The Brightwaters Board of Trustees may raise 2014 taxes by more than the state-mandated 2 percent tax cap, officials said.
The board unanimously approved legislation Monday night that would allow it to raise taxes if it determines it needs to, though trustees cautioned that no decision has been made and no percentage of increase had been determined.
Trustees said the move was precautionary, because state law requires municipalities to pass a separate law in case they need to exceed the tax cap.
"It's an arrow in our quiver," said Trustee Robert W. Fischer.
Mayor Joseph A. McNulty said the board is facing economic pressure, including steadily rising state pension costs, as it prepares to approve the village's budget by the June 1 deadline.
The village paid the state $115,083 for pensions in December. In 1997, the village paid about $10,000, officials said.

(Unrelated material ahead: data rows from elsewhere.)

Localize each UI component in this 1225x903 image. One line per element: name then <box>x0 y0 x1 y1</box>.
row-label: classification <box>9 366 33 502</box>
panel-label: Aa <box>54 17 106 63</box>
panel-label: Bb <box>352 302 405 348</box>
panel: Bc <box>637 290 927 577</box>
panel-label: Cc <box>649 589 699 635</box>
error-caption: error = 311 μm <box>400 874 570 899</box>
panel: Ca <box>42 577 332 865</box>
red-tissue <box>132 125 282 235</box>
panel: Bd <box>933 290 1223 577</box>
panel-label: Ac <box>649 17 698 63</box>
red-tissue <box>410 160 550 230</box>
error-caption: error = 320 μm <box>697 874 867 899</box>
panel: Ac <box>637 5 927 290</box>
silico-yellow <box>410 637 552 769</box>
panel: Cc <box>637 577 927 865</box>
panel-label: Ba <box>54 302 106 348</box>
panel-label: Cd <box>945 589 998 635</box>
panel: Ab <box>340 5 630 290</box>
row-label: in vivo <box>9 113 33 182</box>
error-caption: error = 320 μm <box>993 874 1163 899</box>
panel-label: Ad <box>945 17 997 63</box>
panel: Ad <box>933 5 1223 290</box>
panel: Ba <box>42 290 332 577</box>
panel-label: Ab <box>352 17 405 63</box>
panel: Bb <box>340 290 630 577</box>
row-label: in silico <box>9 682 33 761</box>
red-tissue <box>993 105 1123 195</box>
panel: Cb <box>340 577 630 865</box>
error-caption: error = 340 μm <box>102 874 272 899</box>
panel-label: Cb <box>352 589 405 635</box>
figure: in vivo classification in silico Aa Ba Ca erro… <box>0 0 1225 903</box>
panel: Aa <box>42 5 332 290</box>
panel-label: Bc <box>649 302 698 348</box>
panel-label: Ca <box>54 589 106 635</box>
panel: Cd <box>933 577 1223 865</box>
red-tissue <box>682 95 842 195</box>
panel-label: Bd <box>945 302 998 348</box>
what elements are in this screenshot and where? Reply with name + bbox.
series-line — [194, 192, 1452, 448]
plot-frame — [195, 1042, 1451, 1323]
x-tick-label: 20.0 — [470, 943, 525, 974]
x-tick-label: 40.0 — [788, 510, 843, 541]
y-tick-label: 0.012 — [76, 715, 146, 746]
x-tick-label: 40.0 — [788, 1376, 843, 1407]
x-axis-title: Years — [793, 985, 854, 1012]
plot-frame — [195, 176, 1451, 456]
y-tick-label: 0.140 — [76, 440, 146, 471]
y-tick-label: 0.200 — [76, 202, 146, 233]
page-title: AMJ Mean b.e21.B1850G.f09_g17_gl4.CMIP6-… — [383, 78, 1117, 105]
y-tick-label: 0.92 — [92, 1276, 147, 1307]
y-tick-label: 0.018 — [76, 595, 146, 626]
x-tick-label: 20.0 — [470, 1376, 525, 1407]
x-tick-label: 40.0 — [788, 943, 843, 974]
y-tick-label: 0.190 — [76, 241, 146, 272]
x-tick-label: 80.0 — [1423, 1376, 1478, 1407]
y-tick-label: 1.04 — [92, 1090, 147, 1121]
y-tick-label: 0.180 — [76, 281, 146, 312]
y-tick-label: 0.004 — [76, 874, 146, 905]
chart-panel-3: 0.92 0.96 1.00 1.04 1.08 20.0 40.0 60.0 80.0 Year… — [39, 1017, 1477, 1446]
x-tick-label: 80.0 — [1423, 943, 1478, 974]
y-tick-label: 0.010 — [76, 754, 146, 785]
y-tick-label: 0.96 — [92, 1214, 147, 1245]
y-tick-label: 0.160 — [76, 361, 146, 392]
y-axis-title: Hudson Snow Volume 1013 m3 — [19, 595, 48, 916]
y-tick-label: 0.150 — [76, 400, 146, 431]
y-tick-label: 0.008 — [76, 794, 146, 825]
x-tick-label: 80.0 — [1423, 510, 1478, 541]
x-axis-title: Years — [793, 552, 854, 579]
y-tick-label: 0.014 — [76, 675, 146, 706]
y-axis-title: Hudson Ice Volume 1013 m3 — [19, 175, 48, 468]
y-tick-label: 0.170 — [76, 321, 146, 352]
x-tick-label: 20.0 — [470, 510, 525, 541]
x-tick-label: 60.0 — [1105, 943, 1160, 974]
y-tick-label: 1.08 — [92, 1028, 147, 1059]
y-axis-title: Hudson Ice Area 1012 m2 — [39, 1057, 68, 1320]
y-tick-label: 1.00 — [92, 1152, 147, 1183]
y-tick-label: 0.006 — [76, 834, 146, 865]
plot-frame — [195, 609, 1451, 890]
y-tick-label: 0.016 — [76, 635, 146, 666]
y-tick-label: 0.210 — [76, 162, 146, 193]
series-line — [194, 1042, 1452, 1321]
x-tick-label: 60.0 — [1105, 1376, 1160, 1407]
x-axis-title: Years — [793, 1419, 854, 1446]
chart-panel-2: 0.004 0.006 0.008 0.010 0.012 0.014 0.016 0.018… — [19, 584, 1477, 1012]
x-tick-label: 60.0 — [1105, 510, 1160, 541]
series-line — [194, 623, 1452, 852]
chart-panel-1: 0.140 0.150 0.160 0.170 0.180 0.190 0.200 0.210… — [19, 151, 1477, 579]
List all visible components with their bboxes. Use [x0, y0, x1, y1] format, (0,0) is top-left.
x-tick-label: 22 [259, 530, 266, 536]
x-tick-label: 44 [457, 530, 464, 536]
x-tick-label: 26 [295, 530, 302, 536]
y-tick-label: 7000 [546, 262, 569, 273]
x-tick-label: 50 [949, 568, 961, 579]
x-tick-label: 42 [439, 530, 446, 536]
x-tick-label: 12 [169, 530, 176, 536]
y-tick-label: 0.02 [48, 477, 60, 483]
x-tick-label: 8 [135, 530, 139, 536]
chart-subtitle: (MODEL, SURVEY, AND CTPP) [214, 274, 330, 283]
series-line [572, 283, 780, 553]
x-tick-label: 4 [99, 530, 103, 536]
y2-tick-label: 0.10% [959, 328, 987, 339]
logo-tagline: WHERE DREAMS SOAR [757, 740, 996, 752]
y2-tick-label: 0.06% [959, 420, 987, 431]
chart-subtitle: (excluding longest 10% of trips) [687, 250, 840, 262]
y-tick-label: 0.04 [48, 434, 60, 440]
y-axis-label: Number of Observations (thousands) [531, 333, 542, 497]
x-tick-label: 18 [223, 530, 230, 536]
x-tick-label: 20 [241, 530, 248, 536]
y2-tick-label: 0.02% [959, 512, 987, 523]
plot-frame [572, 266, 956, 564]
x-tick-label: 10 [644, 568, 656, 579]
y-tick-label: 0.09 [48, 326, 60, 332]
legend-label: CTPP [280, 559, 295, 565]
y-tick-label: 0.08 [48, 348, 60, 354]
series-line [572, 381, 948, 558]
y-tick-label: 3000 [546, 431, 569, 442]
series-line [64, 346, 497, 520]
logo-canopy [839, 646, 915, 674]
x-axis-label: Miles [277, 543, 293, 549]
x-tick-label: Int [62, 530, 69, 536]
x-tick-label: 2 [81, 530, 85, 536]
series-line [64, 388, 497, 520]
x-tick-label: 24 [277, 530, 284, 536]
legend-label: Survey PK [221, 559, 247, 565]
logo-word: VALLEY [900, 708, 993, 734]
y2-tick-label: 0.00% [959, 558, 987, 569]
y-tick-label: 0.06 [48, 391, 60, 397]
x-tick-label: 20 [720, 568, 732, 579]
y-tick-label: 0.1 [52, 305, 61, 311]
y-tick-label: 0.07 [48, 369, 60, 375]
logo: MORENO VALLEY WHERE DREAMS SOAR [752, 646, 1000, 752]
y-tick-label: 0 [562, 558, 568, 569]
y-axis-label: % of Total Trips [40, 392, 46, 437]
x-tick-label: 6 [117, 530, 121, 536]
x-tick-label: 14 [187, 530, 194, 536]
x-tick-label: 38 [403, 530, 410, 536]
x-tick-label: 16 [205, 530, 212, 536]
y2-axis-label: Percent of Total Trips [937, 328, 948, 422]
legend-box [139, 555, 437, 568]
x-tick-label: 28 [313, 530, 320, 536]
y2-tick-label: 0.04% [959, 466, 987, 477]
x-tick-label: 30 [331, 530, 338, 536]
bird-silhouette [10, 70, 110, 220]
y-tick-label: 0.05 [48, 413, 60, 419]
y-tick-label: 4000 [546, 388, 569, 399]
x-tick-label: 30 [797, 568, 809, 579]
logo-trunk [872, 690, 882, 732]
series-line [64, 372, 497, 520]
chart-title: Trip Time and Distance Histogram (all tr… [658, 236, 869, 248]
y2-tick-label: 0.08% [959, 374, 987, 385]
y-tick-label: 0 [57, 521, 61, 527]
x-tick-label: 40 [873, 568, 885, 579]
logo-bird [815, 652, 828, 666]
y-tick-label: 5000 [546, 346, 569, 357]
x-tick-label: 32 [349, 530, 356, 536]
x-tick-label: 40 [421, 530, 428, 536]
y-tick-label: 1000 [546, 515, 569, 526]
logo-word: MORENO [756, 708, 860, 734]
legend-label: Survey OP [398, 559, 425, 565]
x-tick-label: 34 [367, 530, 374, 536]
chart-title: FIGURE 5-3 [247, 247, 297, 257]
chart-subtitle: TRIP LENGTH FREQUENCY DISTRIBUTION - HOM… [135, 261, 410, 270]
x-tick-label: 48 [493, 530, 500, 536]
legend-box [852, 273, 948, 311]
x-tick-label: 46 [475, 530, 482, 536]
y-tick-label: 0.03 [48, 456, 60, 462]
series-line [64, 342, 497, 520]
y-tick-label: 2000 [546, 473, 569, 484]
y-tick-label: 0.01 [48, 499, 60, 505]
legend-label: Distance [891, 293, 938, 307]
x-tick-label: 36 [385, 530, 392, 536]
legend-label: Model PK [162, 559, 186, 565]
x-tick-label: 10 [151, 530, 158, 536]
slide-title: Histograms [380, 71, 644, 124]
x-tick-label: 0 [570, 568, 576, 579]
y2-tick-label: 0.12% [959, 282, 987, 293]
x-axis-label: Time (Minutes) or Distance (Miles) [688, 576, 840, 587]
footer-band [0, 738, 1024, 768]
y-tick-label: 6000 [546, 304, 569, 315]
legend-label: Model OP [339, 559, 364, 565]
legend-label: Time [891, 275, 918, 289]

"I can't tell you tonight -- yes, we're going to raise the taxes; no we're not going to raise the taxes," said McNulty, who said he hasn't raised taxes for 13 years. "But I'll tell you it's a thin line.
"I personally would probably not raise the taxes, but then we can't pave the roads."
In other business, McNulty said a public meeting to address a recent state audit on the village's finances, which found the village has operated on a structural deficit for three years, would be scheduled for March 14 at 8 p.m. at Village Hall.
The mayor had told Newsday the meeting would take place the day before, but said Monday he had "made a mistake."